Seriously. Are these students getting politically vocal because they have new ideas they can prove will help with an issue, or because they’re young and passionate yet inexperienced, and thus the perfect target for emotional rhetoric used to push political agendas more mature and experienced minds wouldn’t support?
What laws do you want passed, and what evidence do you have that they would help? Because without that, you’re just a useful idiot for someone else’s agenda. In this case, it’s destroying the Bill of Rights under the guise of moralizing slogans.
A few facts to consider:
The usual demands are that so called “assault weapons of war” and “high-capacity magazine feeding devices” should be banned, even though according to DOJ National Institute of Justice research the Federal Assault Weapons Ban of 1994-2004 didn’t prevent any mass shootings, and had no statistically significant effect on violent crime. Magazines holding over 10rds don’t enable higher casualties in mass shootings either, as most occur in so called “gun free zones” where the attacker isn’t forced to seek cover from any armed opposition when reloading, so reloading time isn’t a factor in the number of people they can kill. Moreover, Australia’s gun ban, often cited as a success, didn’t reduce either suicide or homicide rates below the long term trend they were already on, showing no statistical significance.

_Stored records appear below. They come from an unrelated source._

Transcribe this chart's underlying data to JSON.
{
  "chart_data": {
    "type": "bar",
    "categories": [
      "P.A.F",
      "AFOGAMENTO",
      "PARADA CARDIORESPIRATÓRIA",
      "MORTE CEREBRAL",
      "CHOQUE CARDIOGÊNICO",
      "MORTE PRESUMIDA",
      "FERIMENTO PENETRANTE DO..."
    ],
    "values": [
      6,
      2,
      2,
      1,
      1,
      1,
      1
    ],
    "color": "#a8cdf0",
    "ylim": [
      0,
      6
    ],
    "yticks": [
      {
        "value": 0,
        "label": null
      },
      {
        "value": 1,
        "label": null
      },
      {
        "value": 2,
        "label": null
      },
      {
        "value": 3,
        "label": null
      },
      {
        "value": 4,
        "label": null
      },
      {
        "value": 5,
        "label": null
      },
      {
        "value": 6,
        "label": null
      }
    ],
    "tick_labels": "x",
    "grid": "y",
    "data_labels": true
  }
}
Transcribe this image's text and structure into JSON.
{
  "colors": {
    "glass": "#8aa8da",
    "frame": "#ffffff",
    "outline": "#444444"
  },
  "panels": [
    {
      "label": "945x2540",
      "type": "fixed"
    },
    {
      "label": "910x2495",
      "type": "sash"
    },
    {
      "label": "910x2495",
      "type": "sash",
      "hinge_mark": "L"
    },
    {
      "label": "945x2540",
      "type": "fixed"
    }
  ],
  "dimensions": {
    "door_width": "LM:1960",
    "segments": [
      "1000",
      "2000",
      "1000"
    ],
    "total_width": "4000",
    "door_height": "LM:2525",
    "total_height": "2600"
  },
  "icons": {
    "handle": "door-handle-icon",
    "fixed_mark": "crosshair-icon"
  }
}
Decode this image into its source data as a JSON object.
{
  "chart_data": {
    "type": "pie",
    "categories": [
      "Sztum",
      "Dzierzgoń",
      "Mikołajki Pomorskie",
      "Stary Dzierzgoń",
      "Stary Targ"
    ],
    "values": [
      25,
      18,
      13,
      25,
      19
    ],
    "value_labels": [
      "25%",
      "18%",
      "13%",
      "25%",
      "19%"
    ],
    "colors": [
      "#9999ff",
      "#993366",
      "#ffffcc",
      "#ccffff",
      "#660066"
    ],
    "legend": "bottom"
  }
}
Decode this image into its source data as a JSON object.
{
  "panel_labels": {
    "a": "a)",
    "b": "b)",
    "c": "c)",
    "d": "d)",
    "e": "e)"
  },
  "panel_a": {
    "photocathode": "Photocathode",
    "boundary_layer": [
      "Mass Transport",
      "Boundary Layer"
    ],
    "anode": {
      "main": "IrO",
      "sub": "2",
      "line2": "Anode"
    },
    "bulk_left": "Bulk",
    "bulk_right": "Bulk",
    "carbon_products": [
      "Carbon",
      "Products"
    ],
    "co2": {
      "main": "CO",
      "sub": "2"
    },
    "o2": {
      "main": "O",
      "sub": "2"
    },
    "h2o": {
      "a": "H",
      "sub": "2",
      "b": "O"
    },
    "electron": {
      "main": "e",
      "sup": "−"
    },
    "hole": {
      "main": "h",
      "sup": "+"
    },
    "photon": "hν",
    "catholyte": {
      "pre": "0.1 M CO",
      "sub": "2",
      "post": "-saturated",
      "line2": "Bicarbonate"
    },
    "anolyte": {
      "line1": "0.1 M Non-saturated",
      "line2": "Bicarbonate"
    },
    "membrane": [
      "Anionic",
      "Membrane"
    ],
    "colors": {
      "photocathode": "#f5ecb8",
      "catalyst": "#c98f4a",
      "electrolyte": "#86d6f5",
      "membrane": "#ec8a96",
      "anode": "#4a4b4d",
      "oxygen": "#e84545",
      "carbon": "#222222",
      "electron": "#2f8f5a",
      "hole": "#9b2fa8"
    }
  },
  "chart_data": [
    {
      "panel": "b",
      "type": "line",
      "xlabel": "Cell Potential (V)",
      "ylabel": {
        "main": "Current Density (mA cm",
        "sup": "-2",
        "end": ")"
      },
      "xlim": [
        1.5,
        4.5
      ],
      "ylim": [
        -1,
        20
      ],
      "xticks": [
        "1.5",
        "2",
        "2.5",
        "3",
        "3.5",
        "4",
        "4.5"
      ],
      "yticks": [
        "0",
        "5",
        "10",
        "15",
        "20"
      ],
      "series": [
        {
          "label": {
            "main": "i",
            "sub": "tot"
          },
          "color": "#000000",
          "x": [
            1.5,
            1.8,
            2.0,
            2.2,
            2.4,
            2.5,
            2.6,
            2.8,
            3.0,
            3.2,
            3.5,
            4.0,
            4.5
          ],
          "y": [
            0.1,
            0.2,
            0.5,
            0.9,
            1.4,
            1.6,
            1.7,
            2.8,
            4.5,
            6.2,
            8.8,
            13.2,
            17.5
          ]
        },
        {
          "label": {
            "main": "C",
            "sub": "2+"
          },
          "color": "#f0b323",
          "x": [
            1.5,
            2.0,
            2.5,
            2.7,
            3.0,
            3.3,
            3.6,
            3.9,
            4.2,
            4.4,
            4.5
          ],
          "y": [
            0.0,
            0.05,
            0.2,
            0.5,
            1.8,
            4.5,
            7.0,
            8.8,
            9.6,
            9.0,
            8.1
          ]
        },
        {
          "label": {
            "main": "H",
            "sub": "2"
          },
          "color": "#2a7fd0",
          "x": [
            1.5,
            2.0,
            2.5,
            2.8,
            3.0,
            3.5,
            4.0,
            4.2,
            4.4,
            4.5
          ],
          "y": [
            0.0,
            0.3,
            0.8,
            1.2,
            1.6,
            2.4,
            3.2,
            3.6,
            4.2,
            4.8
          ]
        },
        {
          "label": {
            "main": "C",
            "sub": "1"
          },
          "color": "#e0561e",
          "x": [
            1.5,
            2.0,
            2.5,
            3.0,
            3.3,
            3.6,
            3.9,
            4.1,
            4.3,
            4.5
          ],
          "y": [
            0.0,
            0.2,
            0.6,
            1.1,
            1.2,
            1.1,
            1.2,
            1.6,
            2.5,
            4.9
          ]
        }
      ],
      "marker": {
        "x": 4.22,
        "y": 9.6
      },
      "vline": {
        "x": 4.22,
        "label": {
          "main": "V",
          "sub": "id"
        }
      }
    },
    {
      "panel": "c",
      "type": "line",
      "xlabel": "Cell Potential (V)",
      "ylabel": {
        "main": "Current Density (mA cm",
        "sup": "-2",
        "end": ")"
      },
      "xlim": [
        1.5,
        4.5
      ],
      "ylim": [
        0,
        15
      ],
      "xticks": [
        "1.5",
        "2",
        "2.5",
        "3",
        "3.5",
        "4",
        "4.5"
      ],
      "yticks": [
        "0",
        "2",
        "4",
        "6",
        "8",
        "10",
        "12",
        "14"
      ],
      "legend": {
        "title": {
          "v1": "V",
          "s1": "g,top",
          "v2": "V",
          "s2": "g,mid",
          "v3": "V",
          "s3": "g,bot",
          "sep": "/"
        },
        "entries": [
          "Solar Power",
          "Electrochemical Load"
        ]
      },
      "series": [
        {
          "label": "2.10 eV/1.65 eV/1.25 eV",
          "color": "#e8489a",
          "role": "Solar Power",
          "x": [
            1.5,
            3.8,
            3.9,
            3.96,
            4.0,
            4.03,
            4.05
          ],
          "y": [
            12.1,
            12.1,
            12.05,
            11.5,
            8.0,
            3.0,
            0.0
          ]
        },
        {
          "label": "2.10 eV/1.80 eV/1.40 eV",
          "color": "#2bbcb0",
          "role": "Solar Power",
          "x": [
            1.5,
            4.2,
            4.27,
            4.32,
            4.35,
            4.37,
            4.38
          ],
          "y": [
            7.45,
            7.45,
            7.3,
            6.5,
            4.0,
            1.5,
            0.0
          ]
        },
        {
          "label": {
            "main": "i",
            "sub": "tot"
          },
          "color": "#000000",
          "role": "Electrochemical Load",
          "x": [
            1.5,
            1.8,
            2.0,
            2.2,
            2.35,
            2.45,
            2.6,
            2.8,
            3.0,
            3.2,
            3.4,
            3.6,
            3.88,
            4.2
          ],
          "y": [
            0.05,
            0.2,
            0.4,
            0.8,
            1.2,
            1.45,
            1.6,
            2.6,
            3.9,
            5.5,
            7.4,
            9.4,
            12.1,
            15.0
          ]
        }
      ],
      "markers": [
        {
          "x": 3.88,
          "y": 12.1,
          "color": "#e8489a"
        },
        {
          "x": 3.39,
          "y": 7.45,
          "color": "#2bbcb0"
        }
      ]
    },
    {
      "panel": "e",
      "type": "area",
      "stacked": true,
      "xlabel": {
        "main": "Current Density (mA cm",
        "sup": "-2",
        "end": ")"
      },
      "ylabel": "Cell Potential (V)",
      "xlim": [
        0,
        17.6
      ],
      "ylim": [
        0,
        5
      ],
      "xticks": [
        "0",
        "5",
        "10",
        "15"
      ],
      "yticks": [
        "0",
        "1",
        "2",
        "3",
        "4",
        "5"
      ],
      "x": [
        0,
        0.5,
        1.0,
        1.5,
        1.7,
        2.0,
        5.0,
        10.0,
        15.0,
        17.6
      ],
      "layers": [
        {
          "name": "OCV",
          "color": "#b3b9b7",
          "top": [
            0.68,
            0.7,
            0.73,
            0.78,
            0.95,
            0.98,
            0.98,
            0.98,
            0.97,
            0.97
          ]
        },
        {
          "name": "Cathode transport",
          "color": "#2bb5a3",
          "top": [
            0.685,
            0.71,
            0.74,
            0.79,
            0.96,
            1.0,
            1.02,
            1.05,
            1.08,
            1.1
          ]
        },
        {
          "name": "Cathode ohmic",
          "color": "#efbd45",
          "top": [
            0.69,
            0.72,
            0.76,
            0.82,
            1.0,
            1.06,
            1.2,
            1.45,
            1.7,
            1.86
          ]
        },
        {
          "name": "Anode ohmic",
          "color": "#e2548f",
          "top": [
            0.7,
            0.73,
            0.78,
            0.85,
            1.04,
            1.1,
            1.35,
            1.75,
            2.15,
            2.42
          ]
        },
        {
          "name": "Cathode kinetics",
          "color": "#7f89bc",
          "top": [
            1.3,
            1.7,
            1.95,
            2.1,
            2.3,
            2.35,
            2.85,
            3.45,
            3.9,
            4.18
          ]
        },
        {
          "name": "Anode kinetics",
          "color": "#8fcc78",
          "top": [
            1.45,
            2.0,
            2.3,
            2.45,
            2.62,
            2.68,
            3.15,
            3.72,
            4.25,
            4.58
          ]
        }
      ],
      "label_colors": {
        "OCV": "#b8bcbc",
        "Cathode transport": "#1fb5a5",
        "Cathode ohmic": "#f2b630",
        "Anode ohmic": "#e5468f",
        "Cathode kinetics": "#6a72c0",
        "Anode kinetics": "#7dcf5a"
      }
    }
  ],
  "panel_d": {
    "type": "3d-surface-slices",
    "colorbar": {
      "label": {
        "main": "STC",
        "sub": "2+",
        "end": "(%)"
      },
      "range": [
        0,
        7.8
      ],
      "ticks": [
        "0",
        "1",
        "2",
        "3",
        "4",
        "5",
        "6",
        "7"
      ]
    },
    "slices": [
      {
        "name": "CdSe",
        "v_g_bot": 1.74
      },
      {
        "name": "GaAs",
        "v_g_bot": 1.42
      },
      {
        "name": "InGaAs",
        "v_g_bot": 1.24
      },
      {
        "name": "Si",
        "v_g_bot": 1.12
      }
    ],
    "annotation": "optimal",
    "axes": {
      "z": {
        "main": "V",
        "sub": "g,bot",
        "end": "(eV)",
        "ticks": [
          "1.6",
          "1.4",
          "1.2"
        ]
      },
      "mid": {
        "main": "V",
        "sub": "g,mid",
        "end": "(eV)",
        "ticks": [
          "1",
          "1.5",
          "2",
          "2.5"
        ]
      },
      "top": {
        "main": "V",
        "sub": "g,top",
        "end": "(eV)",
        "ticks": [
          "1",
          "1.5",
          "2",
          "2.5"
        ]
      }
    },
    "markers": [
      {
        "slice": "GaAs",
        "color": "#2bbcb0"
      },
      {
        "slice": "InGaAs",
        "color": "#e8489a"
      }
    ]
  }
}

Universal background checks wouldn’t prevent any mass school shooting, nor put a stop to the majority of shootings in the US which are gangland shootings in large, politically deep blue, metro cities. Most of these attackers could either pass one due to inept handling of criminal and mental health records if such records exist.
Over half of mass shooters were diagnosed with a mental disorder or had demonstrated signs of serious mental illness before their attacks, however now if you dare mention gender dysphoria is a mental condition (Perry IA, Nashville, TN) there’s a bunch of political ideologies ready to denounce you as a bigot. Good luck treating people properly before violence in that environment.
So what exactly are the signatories of this document proposing, and what facts do they have to support it?